Par voie abdominale (coeliochirurgie) : le chirurgien fixe un filet au "promontoire", un ligament assez résistant situé dans l'abdomen. Cette "promontofixation" est une chirurgie développée depuis plusieurs décennies, les résultats sont excellents, les prothèses bien tolérées, les récidives rares.

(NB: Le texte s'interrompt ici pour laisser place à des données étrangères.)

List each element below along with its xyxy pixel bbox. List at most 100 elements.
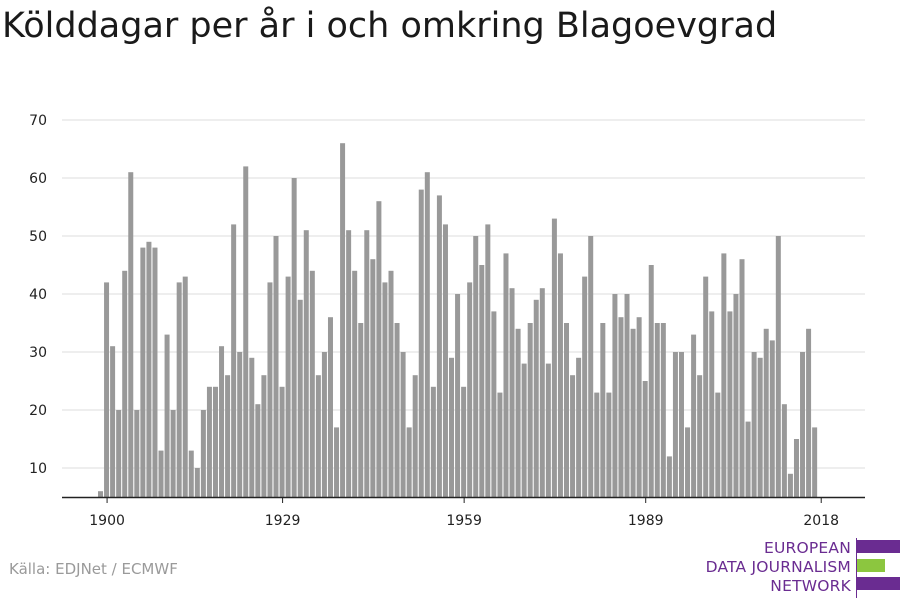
y-axis-ticks: 10 20 30 40 50 60 70 [29, 113, 47, 477]
bar-2007 [751, 352, 757, 497]
bar-1900 [104, 282, 110, 497]
bar-1985 [618, 317, 624, 497]
logo-line-1: EUROPEAN [763, 539, 851, 557]
bar-1982 [600, 323, 606, 497]
bar-1954 [430, 386, 436, 497]
bar-1975 [557, 253, 563, 497]
bar-1940 [346, 230, 352, 497]
bar-1969 [521, 363, 527, 497]
bar-1995 [678, 352, 684, 497]
bar-1930 [285, 276, 291, 497]
bar-1958 [455, 294, 461, 497]
bar-2010 [769, 340, 775, 497]
logo-bar-middle [857, 559, 885, 572]
bar-1990 [648, 265, 654, 497]
bar-1974 [551, 218, 557, 497]
bar-1973 [545, 363, 551, 497]
bar-1991 [654, 323, 660, 497]
bar-2005 [739, 259, 745, 497]
bar-2009 [763, 328, 769, 497]
bar-1912 [176, 282, 182, 497]
bar-1970 [527, 323, 533, 497]
bar-1957 [449, 357, 455, 497]
bar-1996 [685, 427, 691, 497]
bar-2015 [800, 352, 806, 497]
bar-1999 [703, 276, 709, 497]
logo-line-3: NETWORK [770, 577, 851, 595]
logo-bar-bottom [857, 577, 900, 590]
bar-1909 [158, 450, 164, 497]
bar-1968 [515, 328, 521, 497]
logo-divider [856, 538, 857, 598]
bar-1934 [309, 270, 315, 497]
y-tick-label: 70 [29, 113, 47, 129]
bar-1941 [352, 270, 358, 497]
bar-1993 [666, 456, 672, 497]
bar-2013 [787, 473, 793, 497]
bar-2000 [709, 311, 715, 497]
bar-1943 [364, 230, 370, 497]
bar-1998 [697, 375, 703, 497]
bar-1949 [400, 352, 406, 497]
bar-1915 [194, 468, 200, 497]
bar-1953 [424, 172, 430, 497]
bar-1987 [630, 328, 636, 497]
bar-1963 [485, 224, 491, 497]
bar-2001 [715, 392, 721, 497]
bar-1918 [212, 386, 218, 497]
bar-1928 [273, 236, 279, 497]
y-tick-label: 20 [29, 403, 47, 419]
bar-1946 [382, 282, 388, 497]
bar-1906 [140, 247, 146, 497]
x-tick-label: 1959 [446, 513, 482, 529]
bar-1956 [442, 224, 448, 497]
bar-1962 [479, 265, 485, 497]
bar-1936 [321, 352, 327, 497]
bar-1980 [588, 236, 594, 497]
bar-1972 [539, 288, 545, 497]
bar-1994 [672, 352, 678, 497]
y-tick-label: 60 [29, 171, 47, 187]
y-tick-label: 10 [29, 461, 47, 477]
bar-2016 [806, 328, 812, 497]
bar-1979 [582, 276, 588, 497]
bar-1913 [182, 276, 188, 497]
bar-1944 [370, 259, 376, 497]
bar-1945 [376, 201, 382, 497]
bar-2004 [733, 294, 739, 497]
y-tick-label: 50 [29, 229, 47, 245]
bar-1922 [237, 352, 243, 497]
bar-1965 [497, 392, 503, 497]
bar-1923 [243, 166, 249, 497]
bar-1903 [122, 270, 128, 497]
bar-1908 [152, 247, 158, 497]
bar-1924 [249, 357, 255, 497]
bar-1933 [303, 230, 309, 497]
bar-1959 [461, 386, 467, 497]
bar-1926 [261, 375, 267, 497]
bar-1910 [164, 334, 170, 497]
bar-1929 [279, 386, 285, 497]
bar-2014 [793, 439, 799, 497]
bar-1927 [267, 282, 273, 497]
x-tick-label: 2018 [803, 513, 839, 529]
bar-1950 [406, 427, 412, 497]
x-tick-label: 1989 [628, 513, 664, 529]
bar-1967 [509, 288, 515, 497]
bar-1981 [594, 392, 600, 497]
bar-1977 [570, 375, 576, 497]
bar-1904 [128, 172, 134, 497]
bar-1955 [436, 195, 442, 497]
bar-1937 [327, 317, 333, 497]
bar-1986 [624, 294, 630, 497]
bar-1964 [491, 311, 497, 497]
logo-bar-top [857, 540, 900, 553]
bar-1952 [418, 189, 424, 497]
bar-1939 [340, 143, 346, 497]
bar-2017 [812, 427, 818, 497]
bar-1961 [473, 236, 479, 497]
source-note: Källa: EDJNet / ECMWF [9, 560, 178, 578]
bar-1905 [134, 410, 140, 497]
bar-1942 [358, 323, 364, 497]
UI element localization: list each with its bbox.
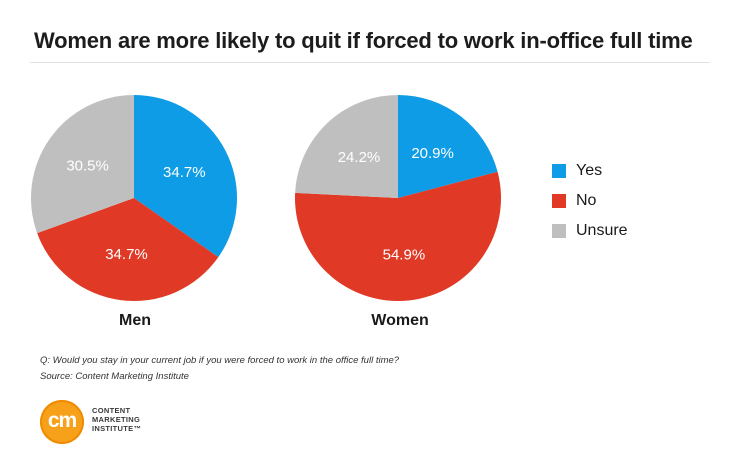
legend-label-unsure: Unsure	[576, 222, 628, 239]
pie-slice-no	[294, 171, 501, 302]
logo-line-2: MARKETING	[92, 415, 141, 424]
legend: Yes No Unsure	[552, 156, 628, 246]
slice-label-yes: 20.9%	[411, 145, 454, 162]
legend-item-unsure: Unsure	[552, 216, 628, 246]
footnote-question: Q: Would you stay in your current job if…	[40, 355, 400, 366]
legend-item-no: No	[552, 186, 628, 216]
pie-slice-no	[37, 198, 219, 301]
slice-label-yes: 34.7%	[163, 164, 206, 181]
pie-slice-unsure	[295, 95, 398, 198]
logo-mark: cm	[47, 409, 77, 432]
pie-men: 34.7% 34.7% 30.5%	[31, 95, 238, 301]
legend-label-yes: Yes	[576, 162, 603, 179]
cmi-logo: cm CONTENT MARKETING INSTITUTE™	[40, 400, 240, 450]
slice-label-no: 34.7%	[105, 246, 148, 263]
title-divider	[30, 62, 710, 63]
pie-label-men: Men	[119, 312, 151, 329]
legend-item-yes: Yes	[552, 156, 628, 186]
pie-slice-unsure	[31, 95, 135, 234]
logo-circle	[40, 400, 84, 444]
slice-label-unsure: 30.5%	[66, 158, 109, 175]
pie-women: 20.9% 54.9% 24.2%	[294, 95, 501, 302]
legend-swatch-no	[552, 194, 566, 208]
slice-label-unsure: 24.2%	[338, 149, 381, 166]
logo-line-3: INSTITUTE™	[92, 424, 142, 433]
chart-title: Women are more likely to quit if forced …	[34, 28, 693, 53]
legend-swatch-unsure	[552, 224, 566, 238]
pie-label-women: Women	[371, 312, 429, 329]
logo-line-1: CONTENT	[92, 406, 131, 415]
slice-label-no: 54.9%	[383, 246, 426, 263]
legend-swatch-yes	[552, 164, 566, 178]
pie-slice-yes	[398, 95, 498, 198]
legend-label-no: No	[576, 192, 597, 209]
logo-wordmark: CONTENT MARKETING INSTITUTE™	[92, 406, 141, 433]
pie-slice-yes	[134, 95, 238, 258]
footnote-source: Source: Content Marketing Institute	[40, 371, 189, 382]
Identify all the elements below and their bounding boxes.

Par voie vaginale. Le vagin est tolérant, résistant et cicatrise bien. Le chirurgien réduit la hernie en réalisant une simple "couture" des tissus. C'est une chirurgie efficace, mais son taux de récidive à 5 ou 6 ans est plus important. En cas de récidive, il est possible d'utiliser un matériel prothétique (filet) pour consolider la réparation.
Pour les femmes qui ne souhaitent pas être opérées ou qui veulent retarder l'intervention, l'urologue peut préconiser un pessaire : on insère ce dispositif au fond du vagin, pour "remonter" l'organe qui fait saillie. Il existe des pessaires de formes variées selon l'organe (cystocèle, rectocèle, hystérocèle) et en fonction des antécédents chirurgicaux (les pessaires ne sont pas les mêmes pour les femmes ayant subi une hystérectomie). 
 

 

Un bébé après une chirurgie du prolapsus ?
Pour les patientes jeunes, qui ont un désir d'enfant, la décision sera prise au cas par cas. Si les symptômes de la cystocèle sont modérés, le meilleur choix est en général l'abstention thérapeutique. Habituellement, pendant le temps de la gestation, l'agrandissement progressif de l'utérus maintient les autres organes en place. Il peut néanmoins arriver que la future maman ait besoin de porter un pessaire (sorte d'anneau, de cube, ou de disque en silicone, que l'on insère dans le vagin) pour corriger son prolapsus. Si la gêne est conséquente, au point d'altérer la sexualité et donc d'obérer les chances de la femme de tomber enceinte, il faudra proposer une chirurgie. La patiente sera informée d'un risque de récidive après la grossesse.

 

Une maladie, plusieurs spécialités

Quel que soit l'organe concerné, la prise en charge est sensiblement la même. L'étage antérieur et moyen (cystocèle et hystérocèle) est en général traité par les urologues et les gynécologues. Pour les rectocèles, on peut s'adresser à un chirurgien  coloproctologue. Lorsque les interventions touchent plusieurs organes, l'opération devrait idéalement être réalisée par un spécialiste du périnée capable de gérer les "trois étages". Et dans tous les cas de figure, l'évaluation des cas complexes devrait être faite par une équipe pluridisciplinaire. 

 

En chiffres
6 à 20 % des femmes seront victimes d'un prolapsus.
- Dans plus d'
un tiers des cas, c'est la vessie qui s'est déplacée (cystocèle).
Deux patientes sur mille subiront une chirurgie curative suite à un prolapsus.
65 ans, c'est l'âge moyen auquel les femmes sont opérées.